One useful side effect of freezing a deposit is that an API token is not
required to access it. This is especially convenient for working with
outside collaborators, who will not in general have access to your
SANDBOX_TOKEN
. If the cache has been frozen, they will be able to
restore output from the cache both locally and when building pull requests
on GitHub Actions.
Note
It is important to keep in mind that Zenodo Sandbox deposits cannot be deleted. While the service is temporary—and can be wiped at any time to free up space on the Zenodo servers—users should take care to not abuse it!
Publishing the cache#
When you’re ready to publish or distribute your article to the outside world –and you’re confident the inputs to your cached rules won’t change again– you should consider migrating your cached outputs from Zenodo Sandbox to Zenodo. You can easily do this by running
showyourwork cache publish
in the top level of your repo. This will transfer the latest draft of your Zenodo Sandbox deposit over to Zenodo and publish it, giving it a permanent DOI (digital object identifier) and making it visible to unauthenticated users. Once you do this, anyone can take advantage of the caching functionality, for all of eternity (well, for as long as Zenodo continues to exist).

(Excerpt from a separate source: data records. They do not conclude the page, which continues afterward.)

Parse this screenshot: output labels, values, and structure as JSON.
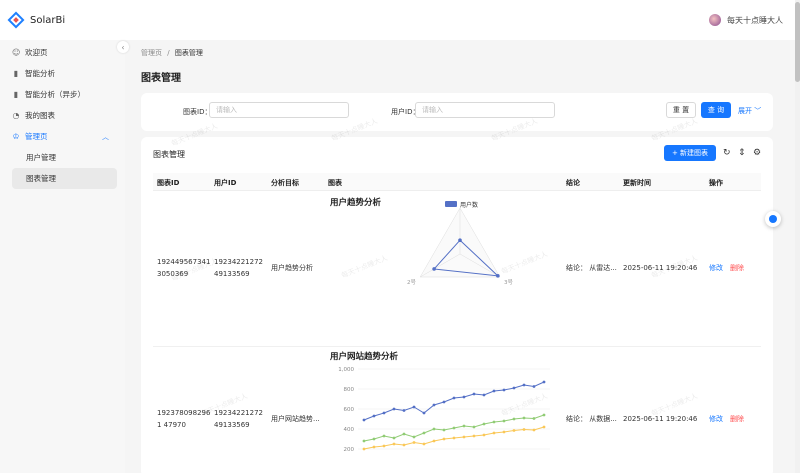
{
  "app": {
    "name": "SolarBi"
  },
  "user": {
    "name": "每天十点睡大人"
  },
  "sidebar": {
    "items": [
      {
        "label": "欢迎页",
        "icon": "smile-icon"
      },
      {
        "label": "智能分析",
        "icon": "bar-chart-icon"
      },
      {
        "label": "智能分析（异步）",
        "icon": "bar-chart-icon"
      },
      {
        "label": "我的图表",
        "icon": "pie-chart-icon"
      },
      {
        "label": "管理页",
        "icon": "crown-icon"
      },
      {
        "label": "用户管理"
      },
      {
        "label": "图表管理"
      }
    ]
  },
  "breadcrumb": {
    "root": "管理页",
    "sep": "/",
    "current": "图表管理"
  },
  "page": {
    "title": "图表管理"
  },
  "search": {
    "chart_id_label": "图表ID：",
    "chart_id_placeholder": "请输入",
    "user_id_label": "用户ID：",
    "user_id_placeholder": "请输入",
    "reset_label": "重 置",
    "query_label": "查 询",
    "expand_label": "展开"
  },
  "table": {
    "title": "图表管理",
    "new_button": "+ 新建图表",
    "columns": [
      "图表ID",
      "用户ID",
      "分析目标",
      "图表",
      "结论",
      "更新时间",
      "操作"
    ],
    "rows": [
      {
        "chart_id": "1924495673413050369",
        "user_id": "1923422127249133569",
        "goal": "用户趋势分析",
        "chart_title": "用户趋势分析",
        "conclusion": "结论： 从雷达...",
        "updated": "2025-06-11 19:20:46",
        "edit": "修改",
        "delete": "删除"
      },
      {
        "chart_id": "1923780982961 47970",
        "user_id": "1923422127249133569",
        "goal": "用户网站趋势...",
        "chart_title": "用户网站趋势分析",
        "conclusion": "结论： 从数据...",
        "updated": "2025-06-11 19:20:46",
        "edit": "修改",
        "delete": "删除"
      }
    ]
  },
  "watermark": "每天十点睡大人",
  "colors": {
    "primary": "#1677ff",
    "danger": "#ff4d4f",
    "series_blue": "#5470c6",
    "series_green": "#91cc75",
    "series_yellow": "#fac858"
  },
  "chart_data": [
    {
      "type": "radar",
      "title": "用户趋势分析",
      "legend": [
        "用户数"
      ],
      "legend_position": "top",
      "indicators": [
        "",
        "3号",
        "2号"
      ],
      "series": [
        {
          "name": "用户数",
          "values": [
            0.3,
            0.95,
            0.65
          ]
        }
      ],
      "max": 1
    },
    {
      "type": "line",
      "title": "用户网站趋势分析",
      "y_ticks": [
        "1,000",
        "800",
        "600",
        "400",
        "200"
      ],
      "ylim": [
        200,
        1000
      ],
      "grid": true,
      "series": [
        {
          "values": [
            490,
            530,
            560,
            600,
            585,
            620,
            560,
            640,
            670,
            710,
            720,
            750,
            740,
            780,
            790,
            810,
            840,
            825,
            870
          ]
        },
        {
          "values": [
            280,
            300,
            330,
            310,
            350,
            320,
            360,
            400,
            390,
            410,
            430,
            420,
            450,
            470,
            480,
            500,
            510,
            505,
            540
          ]
        },
        {
          "values": [
            200,
            220,
            230,
            250,
            240,
            265,
            250,
            280,
            300,
            310,
            320,
            330,
            340,
            360,
            370,
            385,
            395,
            390,
            420
          ]
        }
      ]
    }
  ]
}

Note that in order for this step to work, you’ll need proper authentication
in the form of an API token stored as the environment variable ZENODO_TOKEN
.
This is different from the Zenodo Sandbox token we generated above. If you
don’t have one, you may generate one by clicking
here.
If you don’t yet have a Zenodo account, you’ll be asked to create one.
Note
Once you publish your deposit, further changes to a cached rule’s inputs
will result in a new draft being created on Zenodo Sandbox (much like what
happens when you freeze
your cache). Future runs of your workflow
will be able to restore the cache from any of the frozen versions on Zenodo Sandbox,
published versions on Zenodo, or from the latest draft on Zenodo Sandbox.
Warning
Published Zenodo deposits are permanent! There is no way to delete a Zenodo deposit once
it’s published, as it now has a perennial DOI associated with it. Therefore,
it is important that users be responsible in their use of this service!
If you simply want a few different versions of your cache while you develop
your project, please use the freeze
feature instead (see above).
Deleting the cache#
You can delete the latest Zenodo Sandbox cache draft for the current branch by running
showyourwork cache delete
Note that, as we mentioned above, you can’t delete deposits once they have been published!